I began to uncharacteristically scold him, far beyond public acceptability.  I don’t remember exactly what I said, but I do remember my husband rounding the corner and looking at me like I had a horn growing out of my head and cautiously saying, “Babe, what is going on?”  Tears filling my eyes and my heart hot with indignation, I defended myself as though my young son had just diminished my whole life’s experience. My husband carefully deescalated the situation, but I was hurt. I nursed my wounded heart the whole way home. Thankfully between Daniel and my BFF I got a swift kick in the butt and was reminded that my child’s perception was valid and that I could not be mad at him for the life I gave him.  Even as I write this I am filled with embarrassment for the way I reacted to my son that day, but that moment sent me on a journey to wholeness.

Of course my son didn’t understand why I flew off the handle. He had no way of knowing that as the oldest child of an alcoholic, I had learned to navigate drunken explosions by doing my best to keep the attention off my siblings through hypervigilance and high achievement. Nor was it his job to know. It was also not his job to avoid the sharp edges of my heart. It was my job to not only soften the edges of my heart but to gently put the pieces of my heart back together so the triggers no longer existed. 

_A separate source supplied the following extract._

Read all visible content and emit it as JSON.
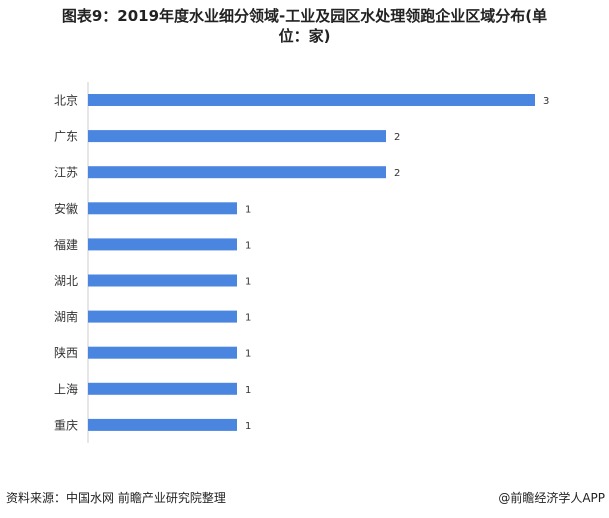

When we accept triggers as a way of life we are setting our loved ones up to fail us. We are subconsciously telling others it is their responsibility to keep us pain free. Operating in a pattern of blame and control, we carefully create environments that cause others to walk on eggshells in order to avoid our pain points and keep the peace.  When they inevitably fail at those tasks, we justify our bad behavior and over-reactions by telling ourselves and them, they should know better and if they loved us they would or wouldn’t do this or that.  

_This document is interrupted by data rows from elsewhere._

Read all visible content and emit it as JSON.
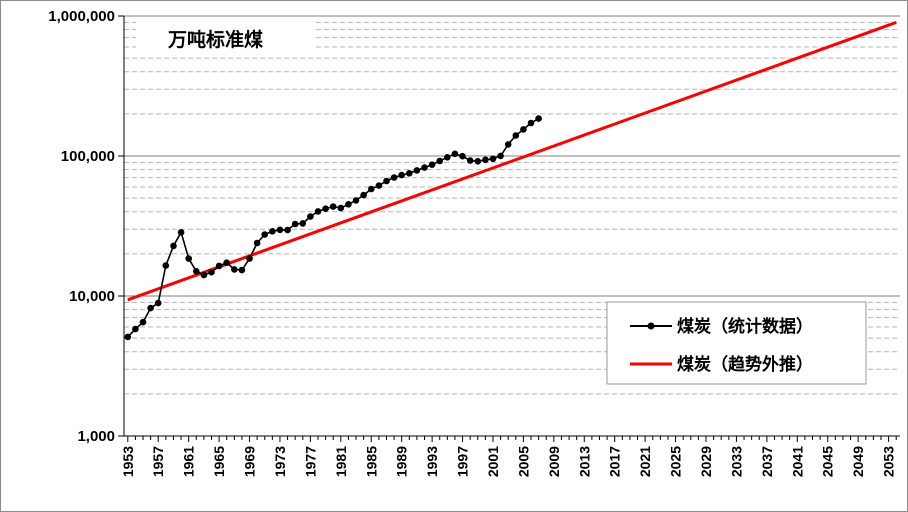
{
  "chart_data": {
    "type": "line",
    "title": "",
    "unit_label": "万吨标准煤",
    "xlabel": "",
    "ylabel": "",
    "y_scale": "log",
    "ylim": [
      1000,
      1000000
    ],
    "xlim": [
      1953,
      2054
    ],
    "y_ticks": [
      1000,
      10000,
      100000,
      1000000
    ],
    "y_tick_labels": [
      "1,000",
      "10,000",
      "100,000",
      "1,000,000"
    ],
    "x_ticks": [
      1953,
      1957,
      1961,
      1965,
      1969,
      1973,
      1977,
      1981,
      1985,
      1989,
      1993,
      1997,
      2001,
      2005,
      2009,
      2013,
      2017,
      2021,
      2025,
      2029,
      2033,
      2037,
      2041,
      2045,
      2049,
      2053
    ],
    "grid": "horizontal dashed",
    "legend_position": "right",
    "series": [
      {
        "name": "煤炭（统计数据）",
        "color": "#000000",
        "marker": "circle",
        "x": [
          1953,
          1954,
          1955,
          1956,
          1957,
          1958,
          1959,
          1960,
          1961,
          1962,
          1963,
          1964,
          1965,
          1966,
          1967,
          1968,
          1969,
          1970,
          1971,
          1972,
          1973,
          1974,
          1975,
          1976,
          1977,
          1978,
          1979,
          1980,
          1981,
          1982,
          1983,
          1984,
          1985,
          1986,
          1987,
          1988,
          1989,
          1990,
          1991,
          1992,
          1993,
          1994,
          1995,
          1996,
          1997,
          1998,
          1999,
          2000,
          2001,
          2002,
          2003,
          2004,
          2005,
          2006,
          2007
        ],
        "y": [
          5100,
          5800,
          6500,
          8200,
          8900,
          16500,
          22800,
          28500,
          18500,
          15000,
          14100,
          14800,
          16400,
          17300,
          15500,
          15300,
          18500,
          23900,
          27500,
          29000,
          29700,
          29600,
          32700,
          33000,
          36900,
          40200,
          42000,
          43500,
          42500,
          45200,
          48200,
          52600,
          58100,
          61500,
          66300,
          70200,
          73100,
          75200,
          78900,
          82600,
          86700,
          92100,
          97900,
          103600,
          99700,
          92700,
          91600,
          94000,
          95500,
          100200,
          121000,
          140000,
          155000,
          172000,
          185000
        ]
      },
      {
        "name": "煤炭（趋势外推）",
        "color": "#ff0000",
        "marker": "none",
        "x": [
          1953,
          2054
        ],
        "y": [
          9400,
          900000
        ]
      }
    ]
  }
}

There is an alternative. Heal. Healing will require you to face your pain and to take radical responsibility for the behaviors you chose because of that pain.  Facing the pain will require you coming face to face with what you believe about yourself and others. Remember, your feelings may not be true, but they will tell you the truth about what you believe. Oftentimes deeply held beliefs are lies. And when we replace those lies with the truth, freedom from triggers is the result.

That day my son felt overwhelmed and unseen. And instead of seeing him I shut him down because somewhere deep inside I still didn’t feel seen or heard. My unhealed trigger only served to confirm his own feelings of unimportance. Thankfully, I had the sense to apologize for my bad behavior and ask for forgiveness that day, but I couldn’t take back that moment.

That day in the grocery store I had to come face to face with the lie I believed. The lie that I had the hardest childhood and unless you’d been through what I’d been through (or worse), you had no right to pain.  When I accepted the truth; that other people have pain too and that pain is relative to the sum total of their experiences, of which I have no right to judge, I found freedom. I began to understand that someone else’s experience or perspective does not diminish mine. That freedom gave me the ability to validate the pain of another’s experience and offer genuine compassion. 

When we tolerate personal triggers in ourselves or others we are agreeing to live in a pattern of blame and control. Blaming and controlling others only serves to keep us in bondage to the past and isolated from the deep connection our heart is longing for. If you want to be the best version of yourself then you must neither ignore or hold tightly to the wounds of your past. You must heal them. It is time to lean into healing and let go of the triggers that are sabotaging your relationships and keeping you from your potential.  Everytime you allow yourself to experience an old situation with a new perspective you create space for healing, growth, and connection. 


**If you are living with unhealed traumas and triggers in yourself or others, I encourage you to seek help and find resources that will bring healing and peace your soul is longing for. Talk to a trusted friend, find a licensed therapist, pastor, or life-coach that can help you address the pain of the past and create a strategy for a better future.